AusperBio Therapeutics Inc and Ausper Biopharma Co Ltd (collectively AusperBio), a China-based clinical-stage biotechnology company advancing targeted oligonucleotide therapies for chronic hepatitis B (CHB) functional cure, announced on Monday that China's Center for Drug Evaluation (CDE) has approved the initiation of a Phase III clinical trial for its lead candidate, AHB-137.

The Phase III trial is a randomised, double-blind, multicentre study in China evaluating the efficacy and safety of 24-week treatment with AHB-137 (300 mg) in HBeAg-negative CHB patients who are receiving stable nucleos(t)ide analogue therapy.
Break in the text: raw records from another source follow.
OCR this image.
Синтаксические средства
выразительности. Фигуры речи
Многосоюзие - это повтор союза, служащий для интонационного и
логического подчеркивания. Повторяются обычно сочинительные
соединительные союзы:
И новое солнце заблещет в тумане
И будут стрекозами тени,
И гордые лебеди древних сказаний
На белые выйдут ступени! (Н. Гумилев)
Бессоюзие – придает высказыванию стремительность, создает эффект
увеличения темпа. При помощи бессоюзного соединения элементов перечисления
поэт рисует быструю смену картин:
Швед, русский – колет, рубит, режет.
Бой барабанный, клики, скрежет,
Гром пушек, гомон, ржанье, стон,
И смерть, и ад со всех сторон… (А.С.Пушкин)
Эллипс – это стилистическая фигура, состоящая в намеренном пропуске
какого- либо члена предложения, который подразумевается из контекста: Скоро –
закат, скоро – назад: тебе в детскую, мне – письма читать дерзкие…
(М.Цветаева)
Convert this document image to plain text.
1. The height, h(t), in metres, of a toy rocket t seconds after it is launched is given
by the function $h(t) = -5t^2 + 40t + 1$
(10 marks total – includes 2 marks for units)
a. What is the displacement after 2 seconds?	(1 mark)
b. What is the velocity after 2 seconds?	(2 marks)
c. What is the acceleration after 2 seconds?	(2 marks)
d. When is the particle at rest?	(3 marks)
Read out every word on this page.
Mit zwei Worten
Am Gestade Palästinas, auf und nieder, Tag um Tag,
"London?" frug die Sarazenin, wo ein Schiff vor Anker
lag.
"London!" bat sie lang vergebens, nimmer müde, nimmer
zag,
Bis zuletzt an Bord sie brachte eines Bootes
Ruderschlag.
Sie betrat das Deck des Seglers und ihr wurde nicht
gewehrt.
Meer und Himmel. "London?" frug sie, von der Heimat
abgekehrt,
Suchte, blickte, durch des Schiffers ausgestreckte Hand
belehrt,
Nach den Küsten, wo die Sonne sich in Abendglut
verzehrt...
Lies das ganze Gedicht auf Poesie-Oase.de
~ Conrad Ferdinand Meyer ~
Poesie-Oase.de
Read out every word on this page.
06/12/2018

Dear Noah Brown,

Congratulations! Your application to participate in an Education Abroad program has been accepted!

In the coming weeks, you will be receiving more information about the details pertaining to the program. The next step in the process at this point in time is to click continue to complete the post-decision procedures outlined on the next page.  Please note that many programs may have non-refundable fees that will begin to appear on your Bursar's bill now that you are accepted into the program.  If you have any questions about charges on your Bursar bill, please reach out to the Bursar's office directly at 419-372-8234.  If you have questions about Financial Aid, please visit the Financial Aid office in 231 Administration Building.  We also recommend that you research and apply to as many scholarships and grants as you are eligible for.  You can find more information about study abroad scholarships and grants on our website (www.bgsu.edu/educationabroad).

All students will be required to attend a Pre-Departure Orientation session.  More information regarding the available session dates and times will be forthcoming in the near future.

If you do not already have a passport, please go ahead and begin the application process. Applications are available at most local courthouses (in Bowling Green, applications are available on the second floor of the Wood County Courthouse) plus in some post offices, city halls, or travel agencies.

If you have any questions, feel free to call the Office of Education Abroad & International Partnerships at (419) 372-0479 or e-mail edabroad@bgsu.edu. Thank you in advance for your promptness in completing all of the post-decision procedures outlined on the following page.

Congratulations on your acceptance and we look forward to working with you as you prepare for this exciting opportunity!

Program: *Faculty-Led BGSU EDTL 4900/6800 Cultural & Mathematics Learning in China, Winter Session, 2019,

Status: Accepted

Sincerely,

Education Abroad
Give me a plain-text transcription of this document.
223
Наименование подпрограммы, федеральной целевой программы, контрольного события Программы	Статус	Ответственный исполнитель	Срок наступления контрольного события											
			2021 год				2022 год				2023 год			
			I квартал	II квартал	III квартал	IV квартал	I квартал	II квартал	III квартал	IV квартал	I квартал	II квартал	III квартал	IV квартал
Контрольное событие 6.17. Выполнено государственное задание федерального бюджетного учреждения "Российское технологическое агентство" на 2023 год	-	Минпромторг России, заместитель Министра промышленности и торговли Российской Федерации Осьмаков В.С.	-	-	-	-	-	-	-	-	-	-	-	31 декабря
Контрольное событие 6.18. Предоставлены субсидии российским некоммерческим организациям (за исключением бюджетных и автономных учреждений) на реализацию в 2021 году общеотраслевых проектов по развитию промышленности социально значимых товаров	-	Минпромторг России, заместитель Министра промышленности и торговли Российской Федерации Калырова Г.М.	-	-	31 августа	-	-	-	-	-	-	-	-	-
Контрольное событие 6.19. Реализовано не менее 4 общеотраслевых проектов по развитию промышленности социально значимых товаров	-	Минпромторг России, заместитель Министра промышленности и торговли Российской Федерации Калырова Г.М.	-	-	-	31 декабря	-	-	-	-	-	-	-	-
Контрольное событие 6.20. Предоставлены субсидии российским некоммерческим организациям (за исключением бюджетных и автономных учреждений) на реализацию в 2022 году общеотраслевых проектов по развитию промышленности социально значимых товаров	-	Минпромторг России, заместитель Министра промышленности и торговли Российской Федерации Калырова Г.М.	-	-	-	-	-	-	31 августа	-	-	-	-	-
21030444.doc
AHB-137 is a novel antisense oligonucleotide (ASO) under development as a potential functional cure for chronic hepatitis B. In July 2024, it received Breakthrough Therapy Designation from the China CDE, recognising its potential to significantly improve treatment outcomes for CHB patients compared to existing treatments. In March 2025, key data from the Phase IIa study were featured in a late-breaker oral presentation at the Asia-Pacific Association for the Study of the Liver (APASL) conference. In May 2025, the end of treatment (EOT) results from the Phase IIb trial were presented in a late-breaking poster session at the European Association for the Study of the Liver (EASL) Congress in Amsterdam.

Designed using AusperBio's proprietary Med-Oligo ASO technology platform, AHB-137 is being developed to achieve a functional cure for chronic hepatitis B.